Schon 1963 wird er von Miles Davis engagiert, der sich in einer musikalischen Krise befindet und musikalisches Neuland betreten mochte. Im Quintett mit Hancock, Wayne Shorter, Ron Carter und Tony Williams gelingt dies. Seine Musik wird risikofreudiger, nähert sich, als die Band sich 1968 auflöst, dem Rock. 1967 schließt Hancock das E-Piano ins Herz. „Herbie war wie ein Schwamm”, so Miles, „er sog alles auf.” Bei Elektrischem fühlte er sich „von Anfang an wohl wie ein Fisch im Wasser”. Kein Wunder, um ein Haar wäre er auch nicht Musiker, sondern Maschinenbauer geworden.

Bei der Vermählung von Jazz und Rock springt Hancock nicht etwa auf einen modischen Zug auf, er wird ein Lokführer, einer der wichtigsten Fusionierer der Jazzgeschichte. 1973 ist Hancock so berühmt, dass Davis die Vorgruppe bestreitet und nennt sich „Mwandishi”, auf Suaheli Komponist. Seither fährt Hancock zweigleisig, bedient Pop- und Jazzfans mit unterschiedlichen Projekten. Doch Miles wirft lange Schatten. Hancocks 1976 gegründete Band V.S.O.P. ist das alte Miles Davis Quintet, nur dass Freddie Hubbard Davis ersetzt. Im Quartett des Jahres 1981 übernimmt Newcomer Wynton Marsalis die Miles-Rolle und in den 90-ern tourt Herbie mit „Tribute To Miles”, wiederum dem alten Davis Quintet mit Wallace Roney in den milesischen Fußstapfen.
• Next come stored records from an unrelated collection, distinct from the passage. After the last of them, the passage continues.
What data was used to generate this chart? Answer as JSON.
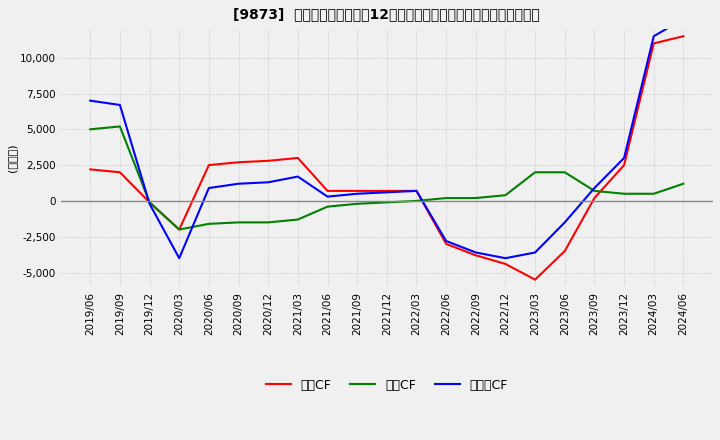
{
  "title": "[9873]  キャッシュフローの12か月移動合計の対前年同期増減額の推移",
  "ylabel": "(百万円)",
  "ylim": [
    -6000,
    12000
  ],
  "yticks": [
    -5000,
    -2500,
    0,
    2500,
    5000,
    7500,
    10000
  ],
  "legend_labels": [
    "営業CF",
    "投資CF",
    "フリーCF"
  ],
  "colors": {
    "eigyo": "#ff0000",
    "toshi": "#008000",
    "free": "#0000ff"
  },
  "x_labels": [
    "2019/06",
    "2019/09",
    "2019/12",
    "2020/03",
    "2020/06",
    "2020/09",
    "2020/12",
    "2021/03",
    "2021/06",
    "2021/09",
    "2021/12",
    "2022/03",
    "2022/06",
    "2022/09",
    "2022/12",
    "2023/03",
    "2023/06",
    "2023/09",
    "2023/12",
    "2024/03",
    "2024/06"
  ],
  "eigyo_cf": [
    2200,
    2000,
    -100,
    -2000,
    2500,
    2700,
    2800,
    3000,
    700,
    700,
    700,
    700,
    -3000,
    -3800,
    -4400,
    -5500,
    -3500,
    200,
    2500,
    11000,
    11500
  ],
  "toshi_cf": [
    5000,
    5200,
    -100,
    -2000,
    -1600,
    -1500,
    -1500,
    -1300,
    -400,
    -200,
    -100,
    0,
    200,
    200,
    400,
    2000,
    2000,
    700,
    500,
    500,
    1200
  ],
  "free_cf": [
    7000,
    6700,
    -200,
    -4000,
    900,
    1200,
    1300,
    1700,
    300,
    500,
    600,
    700,
    -2800,
    -3600,
    -4000,
    -3600,
    -1500,
    900,
    3000,
    11500,
    12700
  ],
  "background_color": "#f0f0f0",
  "grid_color": "#bbbbbb",
  "grid_style": "dotted"
}
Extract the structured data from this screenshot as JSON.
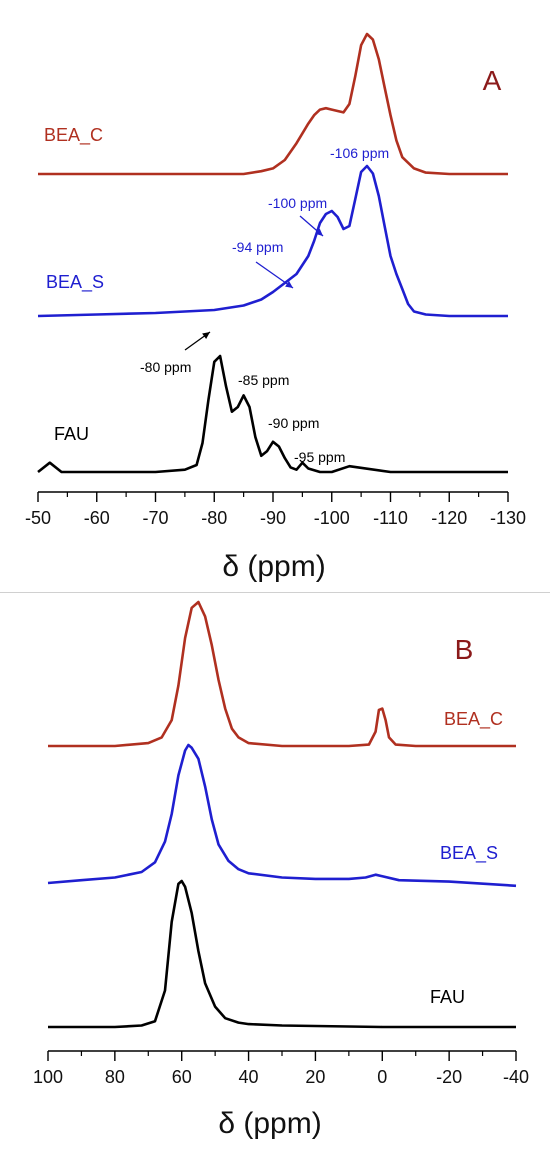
{
  "chart_data": [
    {
      "type": "line",
      "panel_label": "A",
      "xlabel": "δ (ppm)",
      "xlim": [
        -50,
        -130
      ],
      "x_ticks": [
        -50,
        -60,
        -70,
        -80,
        -90,
        -100,
        -110,
        -120,
        -130
      ],
      "x_tick_labels": [
        "-50",
        "-60",
        "-70",
        "-80",
        "-90",
        "-100",
        "-110",
        "-120",
        "-130"
      ],
      "series": [
        {
          "name": "BEA_C",
          "color": "#b03020",
          "x": [
            -50,
            -60,
            -70,
            -80,
            -85,
            -88,
            -90,
            -92,
            -94,
            -96,
            -97,
            -98,
            -99,
            -100,
            -101,
            -102,
            -103,
            -104,
            -105,
            -106,
            -107,
            -108,
            -109,
            -110,
            -111,
            -112,
            -114,
            -116,
            -120,
            -125,
            -130
          ],
          "y": [
            0.0,
            0.0,
            0.0,
            0.0,
            0.0,
            0.02,
            0.04,
            0.1,
            0.22,
            0.36,
            0.42,
            0.46,
            0.47,
            0.46,
            0.45,
            0.44,
            0.5,
            0.7,
            0.92,
            1.0,
            0.96,
            0.82,
            0.62,
            0.42,
            0.24,
            0.12,
            0.04,
            0.01,
            0.0,
            0.0,
            0.0
          ]
        },
        {
          "name": "BEA_S",
          "color": "#1f1fd0",
          "x": [
            -50,
            -60,
            -70,
            -80,
            -85,
            -88,
            -90,
            -92,
            -94,
            -95,
            -96,
            -97,
            -98,
            -99,
            -100,
            -101,
            -102,
            -103,
            -104,
            -105,
            -106,
            -107,
            -108,
            -109,
            -110,
            -111,
            -112,
            -113,
            -114,
            -116,
            -120,
            -125,
            -130
          ],
          "y": [
            0.0,
            0.01,
            0.02,
            0.04,
            0.07,
            0.11,
            0.16,
            0.22,
            0.28,
            0.34,
            0.4,
            0.5,
            0.62,
            0.68,
            0.7,
            0.66,
            0.58,
            0.6,
            0.78,
            0.96,
            1.0,
            0.95,
            0.8,
            0.6,
            0.4,
            0.28,
            0.18,
            0.08,
            0.03,
            0.01,
            0.0,
            0.0,
            0.0
          ]
        },
        {
          "name": "FAU",
          "color": "#000000",
          "x": [
            -50,
            -52,
            -54,
            -60,
            -70,
            -75,
            -77,
            -78,
            -79,
            -80,
            -81,
            -82,
            -83,
            -84,
            -85,
            -86,
            -87,
            -88,
            -89,
            -90,
            -91,
            -92,
            -93,
            -94,
            -95,
            -96,
            -98,
            -100,
            -103,
            -110,
            -120,
            -130
          ],
          "y": [
            0.0,
            0.08,
            0.0,
            0.0,
            0.0,
            0.02,
            0.06,
            0.25,
            0.62,
            0.95,
            1.0,
            0.74,
            0.52,
            0.56,
            0.66,
            0.56,
            0.3,
            0.14,
            0.18,
            0.26,
            0.22,
            0.12,
            0.04,
            0.02,
            0.08,
            0.03,
            0.0,
            0.0,
            0.05,
            0.0,
            0.0,
            0.0
          ]
        }
      ],
      "annotations": [
        {
          "text": "-80 ppm",
          "series": "FAU",
          "x": -80,
          "color": "#000000"
        },
        {
          "text": "-85 ppm",
          "series": "FAU",
          "x": -85,
          "color": "#000000"
        },
        {
          "text": "-90 ppm",
          "series": "FAU",
          "x": -90,
          "color": "#000000"
        },
        {
          "text": "-95 ppm",
          "series": "FAU",
          "x": -95,
          "color": "#000000"
        },
        {
          "text": "-94 ppm",
          "series": "BEA_S",
          "x": -94,
          "color": "#1f1fd0"
        },
        {
          "text": "-100 ppm",
          "series": "BEA_S",
          "x": -100,
          "color": "#1f1fd0"
        },
        {
          "text": "-106 ppm",
          "series": "BEA_S",
          "x": -106,
          "color": "#1f1fd0"
        }
      ]
    },
    {
      "type": "line",
      "panel_label": "B",
      "xlabel": "δ (ppm)",
      "xlim": [
        100,
        -40
      ],
      "x_ticks": [
        100,
        80,
        60,
        40,
        20,
        0,
        -20,
        -40
      ],
      "x_tick_labels": [
        "100",
        "80",
        "60",
        "40",
        "20",
        "0",
        "-20",
        "-40"
      ],
      "series": [
        {
          "name": "BEA_C",
          "color": "#b03020",
          "x": [
            100,
            80,
            70,
            66,
            63,
            61,
            59,
            57,
            55,
            53,
            51,
            49,
            47,
            45,
            43,
            40,
            30,
            10,
            4,
            2,
            1,
            0,
            -1,
            -2,
            -4,
            -10,
            -40
          ],
          "y": [
            0.0,
            0.0,
            0.02,
            0.06,
            0.18,
            0.42,
            0.75,
            0.96,
            1.0,
            0.9,
            0.7,
            0.46,
            0.26,
            0.12,
            0.06,
            0.02,
            0.0,
            0.0,
            0.01,
            0.1,
            0.25,
            0.26,
            0.18,
            0.06,
            0.01,
            0.0,
            0.0
          ]
        },
        {
          "name": "BEA_S",
          "color": "#1f1fd0",
          "x": [
            100,
            90,
            80,
            72,
            68,
            65,
            63,
            61,
            59,
            58,
            57,
            55,
            53,
            51,
            49,
            46,
            43,
            40,
            30,
            20,
            10,
            5,
            2,
            -5,
            -20,
            -40
          ],
          "y": [
            0.0,
            0.02,
            0.04,
            0.08,
            0.15,
            0.3,
            0.5,
            0.78,
            0.96,
            1.0,
            0.98,
            0.9,
            0.7,
            0.46,
            0.28,
            0.16,
            0.1,
            0.07,
            0.04,
            0.03,
            0.03,
            0.04,
            0.06,
            0.02,
            0.01,
            -0.02
          ]
        },
        {
          "name": "FAU",
          "color": "#000000",
          "x": [
            100,
            80,
            72,
            68,
            65,
            63,
            61,
            60,
            59,
            57,
            55,
            53,
            50,
            47,
            43,
            40,
            30,
            0,
            -40
          ],
          "y": [
            0.0,
            0.0,
            0.01,
            0.04,
            0.25,
            0.72,
            0.98,
            1.0,
            0.96,
            0.78,
            0.52,
            0.3,
            0.14,
            0.06,
            0.03,
            0.02,
            0.01,
            0.0,
            0.0
          ]
        }
      ]
    }
  ]
}
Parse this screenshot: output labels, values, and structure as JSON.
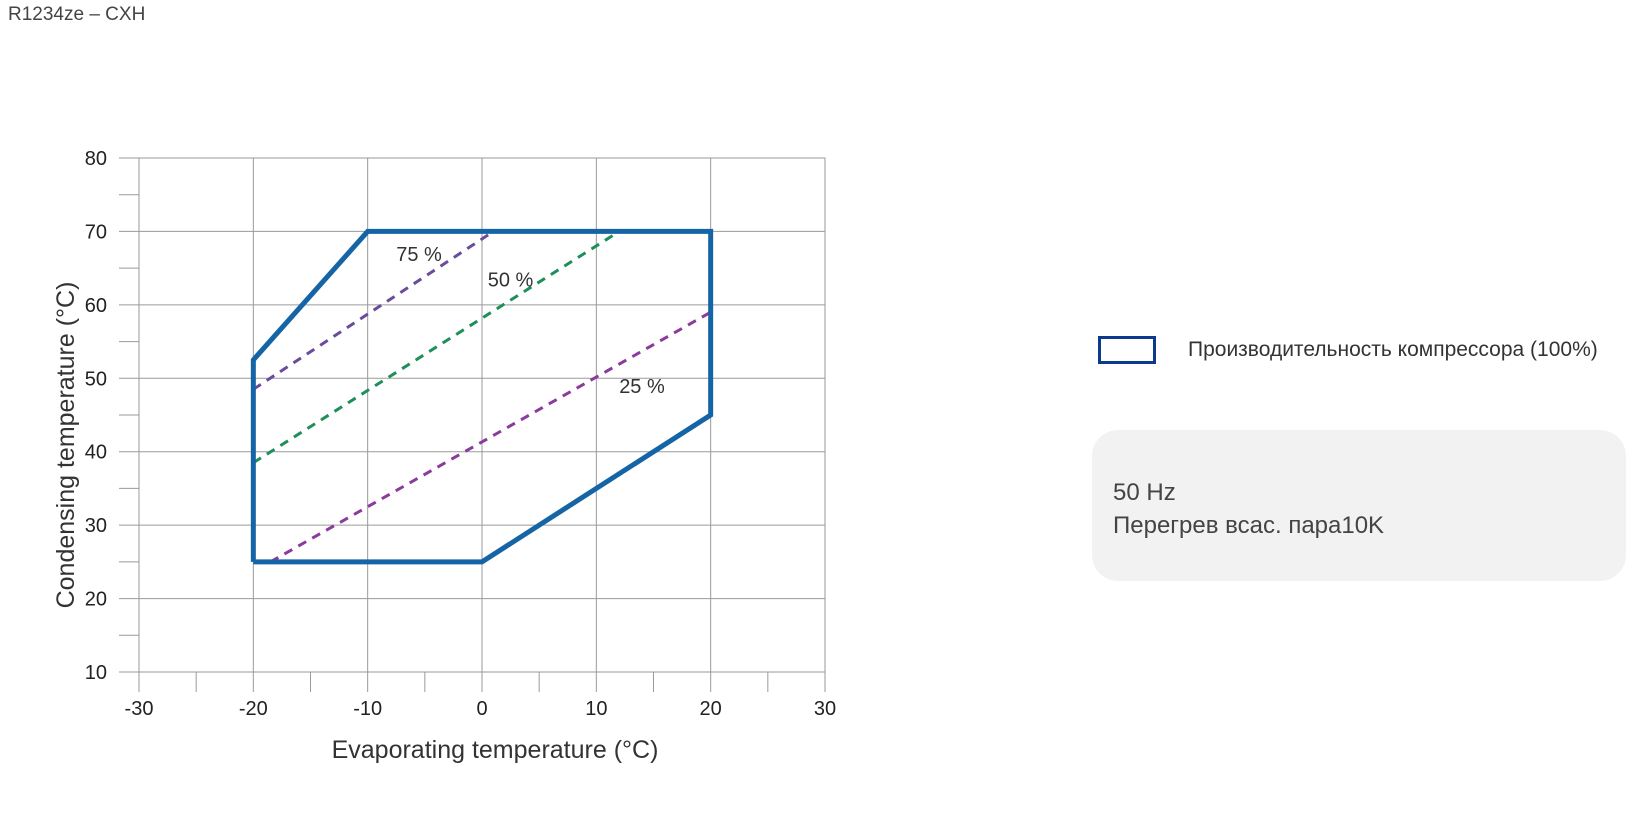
{
  "page": {
    "title": "R1234ze – CXH"
  },
  "legend": {
    "label": "Производительность компрессора (100%)",
    "color": "#0b3a8c"
  },
  "info": {
    "line1": "50 Hz",
    "line2": "Перегрев всас. пара10K"
  },
  "chart_data": {
    "type": "line",
    "title": "",
    "xlabel": "Evaporating temperature (°C)",
    "ylabel": "Condensing temperature (°C)",
    "xlim": [
      -30,
      30
    ],
    "ylim": [
      10,
      80
    ],
    "x_ticks": [
      -30,
      -20,
      -10,
      0,
      10,
      20,
      30
    ],
    "y_ticks": [
      10,
      20,
      30,
      40,
      50,
      60,
      70,
      80
    ],
    "grid": true,
    "envelope": {
      "name": "Производительность компрессора (100%)",
      "color": "#1565a6",
      "points": [
        [
          -20,
          25
        ],
        [
          0,
          25
        ],
        [
          20,
          45
        ],
        [
          20,
          70
        ],
        [
          -10,
          70
        ],
        [
          -20,
          52.5
        ],
        [
          -20,
          25
        ]
      ]
    },
    "series": [
      {
        "name": "75 %",
        "color": "#6a4c9c",
        "style": "dashed",
        "points": [
          [
            -20,
            48.5
          ],
          [
            1,
            70
          ]
        ],
        "label_at": [
          -7.5,
          66
        ]
      },
      {
        "name": "50 %",
        "color": "#1f8f5a",
        "style": "dashed",
        "points": [
          [
            -20,
            38.5
          ],
          [
            12,
            70
          ]
        ],
        "label_at": [
          0.5,
          62.5
        ]
      },
      {
        "name": "25 %",
        "color": "#8c3a9c",
        "style": "dashed",
        "points": [
          [
            -18.5,
            25
          ],
          [
            20,
            59
          ]
        ],
        "label_at": [
          12,
          48
        ]
      }
    ]
  }
}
Damals gesteht Herbie in einem Interview, dass es sehr frustrierend sei, sich überhaupt mit der Musik einzulassen: „Keiner kann sicher sein, dass er heute abend gut genug spielen wird. Und ein schlechter Abend kann dich kaputt machen.” Auch die Werke der letzten Jahre – ob das in Zusammenarbeit mit einem Riesenstaraufgebot an Popsängern und Rockgrößen erarbeitete „Possibilities“ (2005) oder das ganz um das Opus Joni Mitchells kreisende „River“ (2007) – lassen nicht vermuten, dass irgend etwas unser Chamäleon wirklich kaputt machen könnte.

Die schöpferische Goldader des ewig Junggebliebenen scheint auch mit 70 noch lange nicht erschöpft.